The IT modernization movement is about recognizing many technologies are reaching the end of their useful lives, and that the management processes and entire culture of delivering IT services is also reaching the end of an epoch, Kyte said.

"It's not about getting shiny, new stuff. It really isn't. The reality is that some of the highest value systems in any enterprise are likely to be quite old, and they may well be able to continue to deliver value for quite a long time," Kyte said. In fact, the lowest value systems are often the newest ones because there's no justification for their acquisition or use.

CIOs are stuck dealing with a collection of IT objects that causing headaches. Kyte said that if they don't starting start designing their future architectures and taking charge of their IT portfolios, "this accidental architecture is just going to crush you."
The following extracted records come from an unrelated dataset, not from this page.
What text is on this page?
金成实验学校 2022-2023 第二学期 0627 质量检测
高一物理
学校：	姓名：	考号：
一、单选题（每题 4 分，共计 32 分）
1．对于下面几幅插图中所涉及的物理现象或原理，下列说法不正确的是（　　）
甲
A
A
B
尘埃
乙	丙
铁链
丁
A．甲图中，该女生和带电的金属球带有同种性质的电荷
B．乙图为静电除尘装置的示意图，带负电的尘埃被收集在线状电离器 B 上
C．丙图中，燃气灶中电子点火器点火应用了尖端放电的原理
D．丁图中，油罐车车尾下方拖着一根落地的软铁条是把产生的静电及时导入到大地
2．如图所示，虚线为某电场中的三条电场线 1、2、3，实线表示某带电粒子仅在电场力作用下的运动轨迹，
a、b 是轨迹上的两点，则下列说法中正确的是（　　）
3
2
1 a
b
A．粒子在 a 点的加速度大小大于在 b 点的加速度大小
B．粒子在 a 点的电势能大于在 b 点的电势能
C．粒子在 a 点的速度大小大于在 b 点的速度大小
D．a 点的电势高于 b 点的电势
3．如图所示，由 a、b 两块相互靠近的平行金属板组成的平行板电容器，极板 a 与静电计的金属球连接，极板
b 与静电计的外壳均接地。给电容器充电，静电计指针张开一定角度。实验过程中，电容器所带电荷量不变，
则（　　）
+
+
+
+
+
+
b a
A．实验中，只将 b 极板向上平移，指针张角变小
To prepare for the future, CIOs need to put IT modernization at the core of their IT strategies this year, Kyte said. Gartner estimates that by 2010, more than one-third of all application projects will be driven by the need to deal with technology and/or skills obsolescence.

Gartner identified three major contributing factors as to why IT modernization is needed right now. The first reason is the lack of agility of IT systems and services in responding to business requests for change. The second is increasing integration among portfolios. The third is increased obsolescence of deployed assets.

With the baby boomers that have been supporting a lot of the legacy IT out there retiring over the next three to five years (many have already begun to retire), those skill sets will be leaving the workforce, Kyte said. Businesses need to recognize any potential problems now and not wait until the last minute to modernize their IT, he said.

"Once again, you don't want to be doing this in a panic," Kyte said. It's a project that needs to be done in a measured and calculated way -- and not under stress.

Every organization will need to do their own diagnostics on their IT systems and determine which systems will continue to be appropriate a few years down the road and which will need replacing, he said.

"Some businesses will cruise along perfectly happy," Kyte said. Others will be increasingly under pressure from business users and will need to make changes.

Whatever happens, the business world is going to come out on the other side of IT modernization with a very different shape to the industry and a very different set of rule and behaviors in the relationship between IT and business, he said.